Malgré l'interdiction émise par les autorités, des dizaines de milliers de manifestants sont descendus samedi dans les rues de l'ex-colonie britannique. Une immense barricade mise en place près du quartier général de la police a été incendiée.

Un manifestant se protège des gaz lacrymogènes, le 31 août, à Hong Kong.
Un manifestant se protège des gaz lacrymogènes, le 31 août, à Hong Kong. © AFP / Lillian Suwanrumpha

"Reprendre Hong Kong, la révolution de notre temps" : c'est l'un des slogans scandés par les dizaines de milliers de personnes vêtues de noir qui ont défilé samedi dans plusieurs quartiers centraux de la région semi-autonome chinoise afin de réclamer davantage de démocratie.

Les autorités avaient pourtant tenté de neutraliser la mobilisation, en interdisant la manifestation au nom du risque de violences. Trois députés et cinq militants de premier plan avaient également été arrêtés vendredi, parmi lesquels Joshua Wong et Agnès Chow, figures du "Mouvement des parapluies". Tous les deux ont été inculpés pour "incitation à participer à un rassemblement non autorisé", puis libérés sous caution. 

Cela n'a pas suffi à dissuader les contestataires, qui dénoncent depuis juin l'emprise du pouvoir chinois. Le complexe abritant les institutions hongkongaises et notamment le parlement local, envahi le 1er juillet, a été pris pour cible par un petit groupe de manifestants qui, après avoir lancé des pierres et des cocktails Molotov sur les forces de l'ordre, ont enfoncé les barrières protégeant l'accès au bâtiment. Ils ont rapidement été repoussés par la police, à grand renfort de canons et à eau et gaz lacrymogènes. 
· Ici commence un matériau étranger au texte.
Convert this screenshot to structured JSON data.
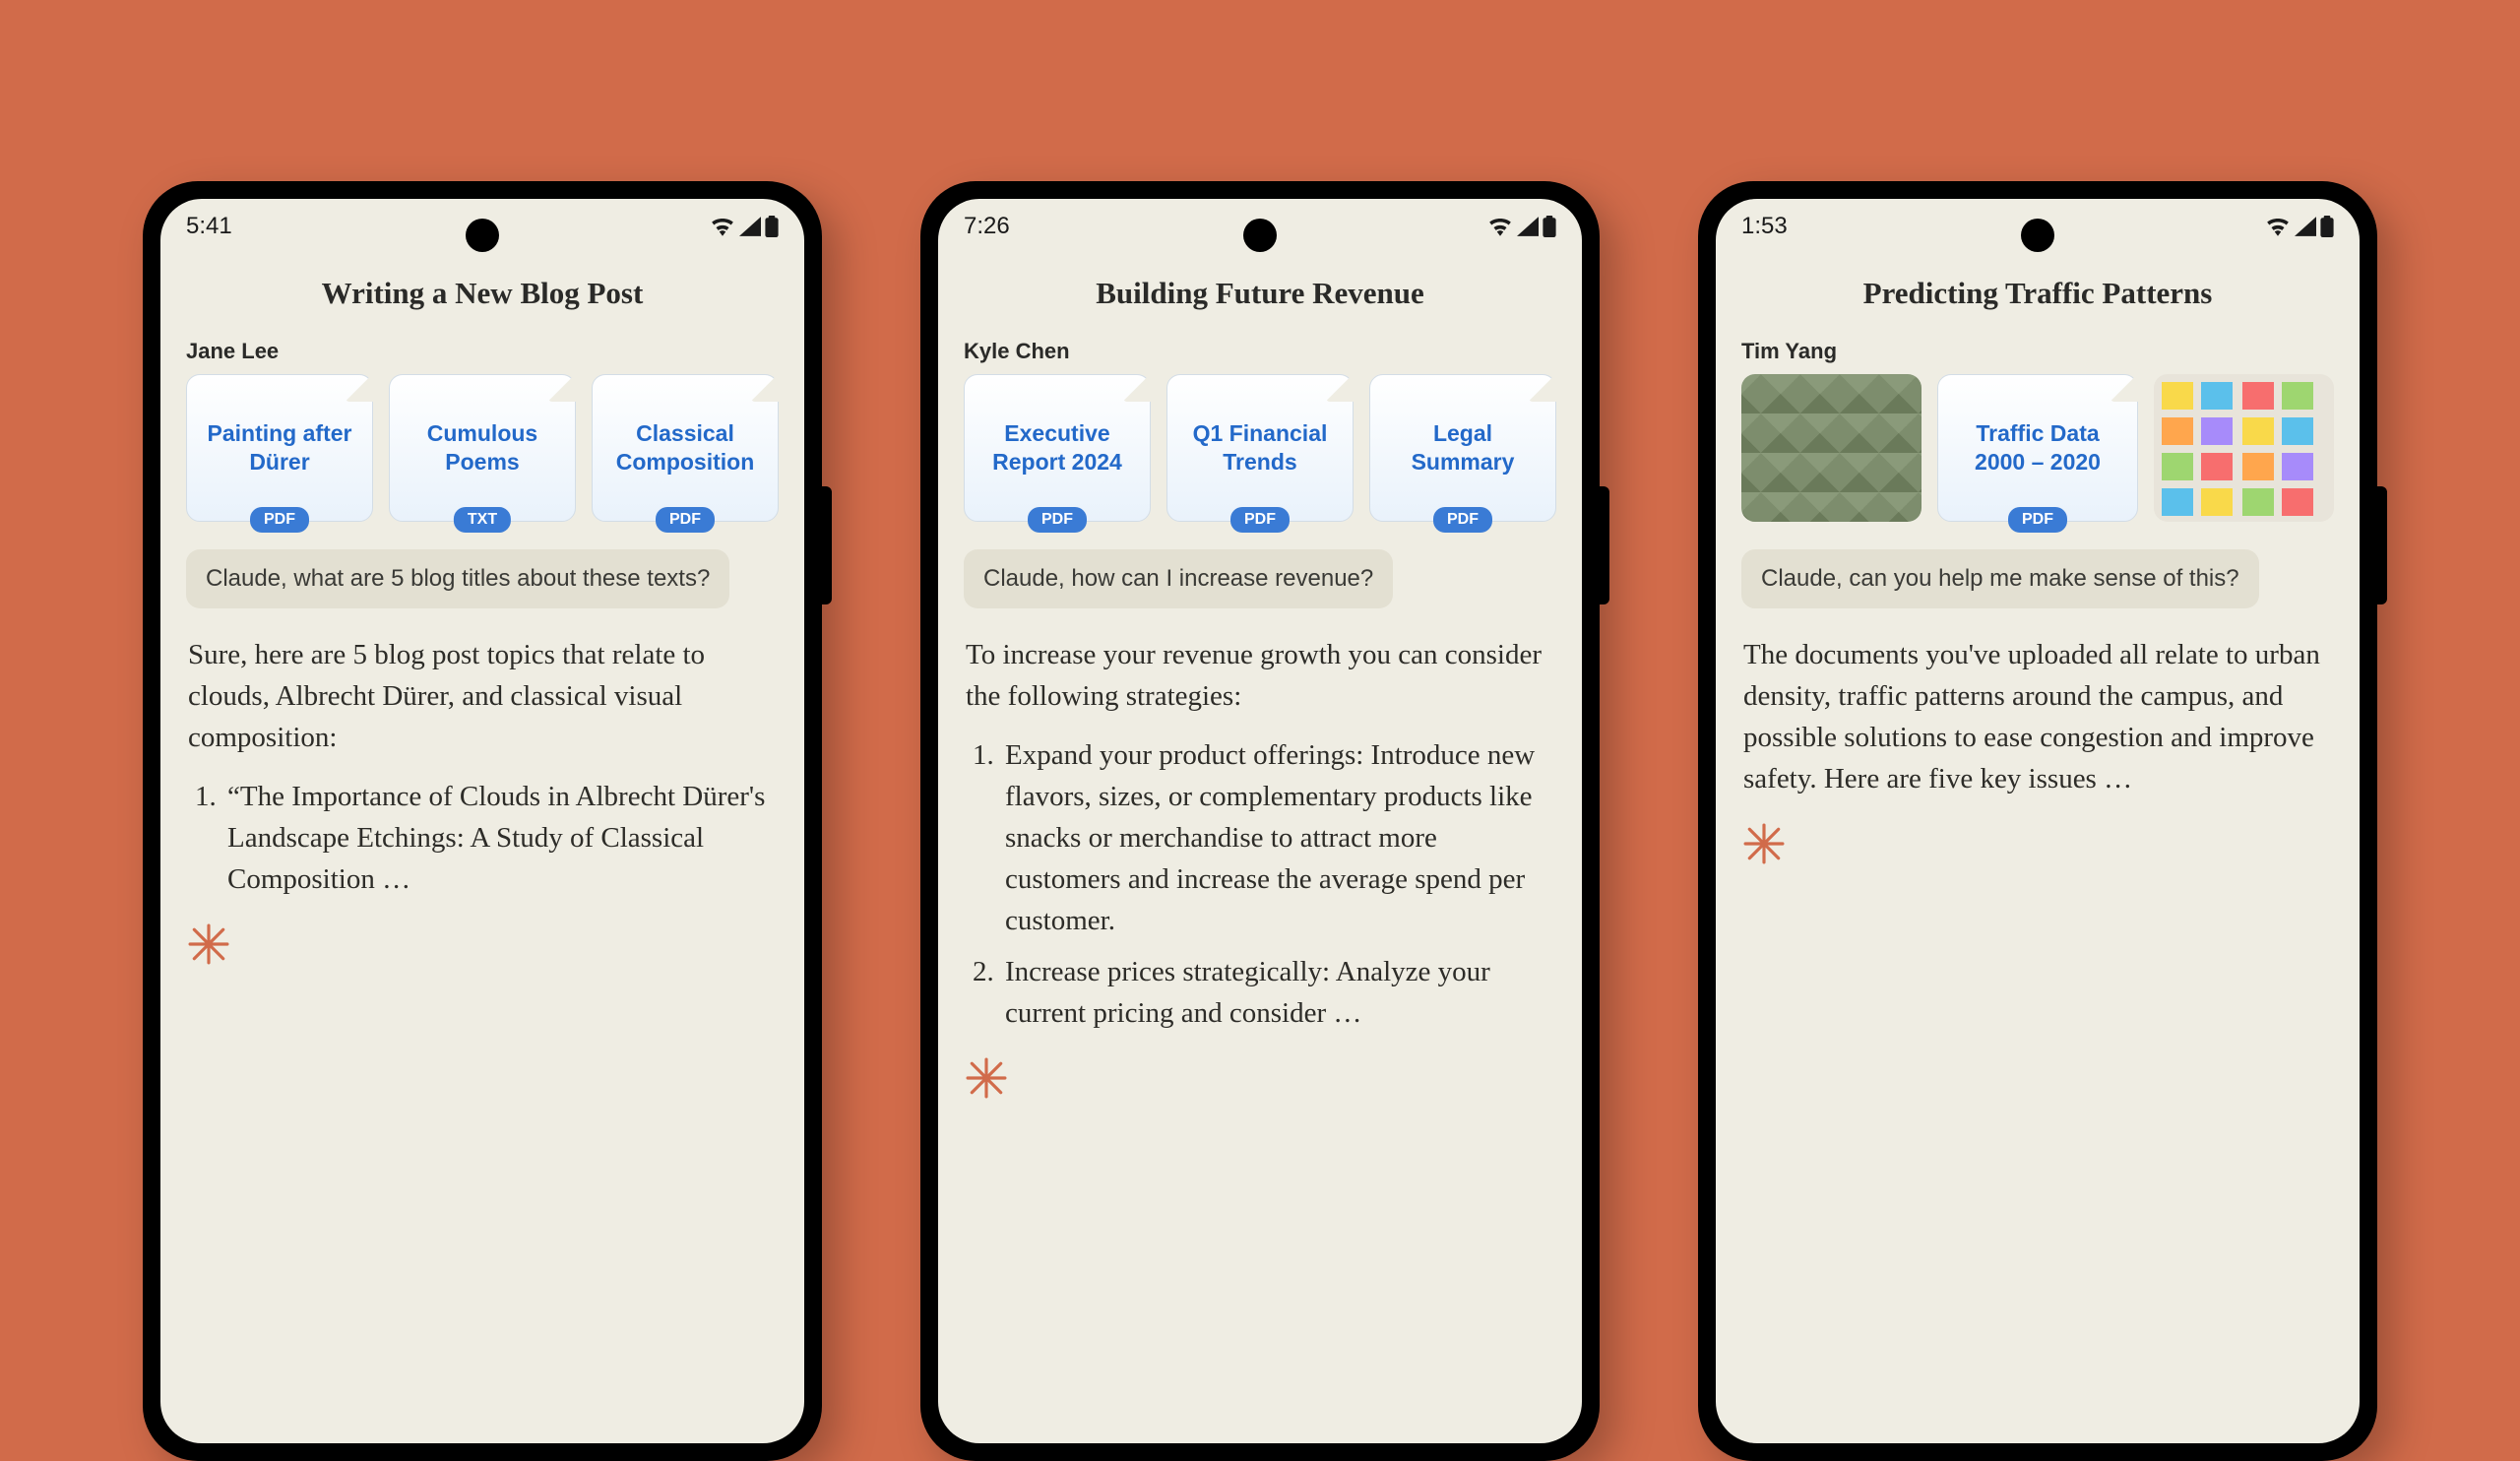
{
  "phones": [
    {
      "time": "5:41",
      "title": "Writing a New Blog Post",
      "user": "Jane Lee",
      "attachments": [
        {
          "kind": "doc",
          "title": "Painting after Dürer",
          "badge": "PDF"
        },
        {
          "kind": "doc",
          "title": "Cumulous Poems",
          "badge": "TXT"
        },
        {
          "kind": "doc",
          "title": "Classical Composition",
          "badge": "PDF"
        }
      ],
      "prompt": "Claude, what are 5 blog titles about these texts?",
      "response_intro": "Sure, here are 5 blog post topics that relate to clouds, Albrecht Dürer, and classical visual composition:",
      "response_items": [
        "“The Importance of Clouds in Albrecht Dürer's Landscape Etchings: A Study of Classical Composition …"
      ]
    },
    {
      "time": "7:26",
      "title": "Building Future Revenue",
      "user": "Kyle Chen",
      "attachments": [
        {
          "kind": "doc",
          "title": "Executive Report 2024",
          "badge": "PDF"
        },
        {
          "kind": "doc",
          "title": "Q1 Financial Trends",
          "badge": "PDF"
        },
        {
          "kind": "doc",
          "title": "Legal Summary",
          "badge": "PDF"
        }
      ],
      "prompt": "Claude, how can I increase revenue?",
      "response_intro": "To increase your revenue growth you can consider the following strategies:",
      "response_items": [
        "Expand your product offerings: Introduce new flavors, sizes, or complementary products like snacks or merchandise to attract more customers and increase the average spend per customer.",
        "Increase prices strategically: Analyze your current pricing and consider …"
      ]
    },
    {
      "time": "1:53",
      "title": "Predicting Traffic Patterns",
      "user": "Tim Yang",
      "attachments": [
        {
          "kind": "image-aerial"
        },
        {
          "kind": "doc",
          "title": "Traffic Data 2000 – 2020",
          "badge": "PDF"
        },
        {
          "kind": "image-stickies"
        }
      ],
      "prompt": "Claude, can you help me make sense of this?",
      "response_intro": "The documents you've uploaded all relate to urban density, traffic patterns around the campus, and possible solutions to ease congestion and improve safety. Here are five key issues …",
      "response_items": []
    }
  ]
}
Une énorme barricade, faite de parapluies et de sièges arrachés aux gradins d'un terrain de sport, a été incendiée près du quartier général de la police, dans le secteur de Wanchai. Il a fallu une demi-heure aux pompiers pour venir à bout des flammes. "Des manifestants radicaux ont lancé des bombes incendiaires et corrosives", a déclaré la police dans un communiqué, évoquant une "menace grave".

D'autres groupes de manifestants se sont réunis dans le quartier commerçant de Causeway Bay, ainsi que près de la résidence de la cheffe de l'exécutif hongkongais, Carrie Lam.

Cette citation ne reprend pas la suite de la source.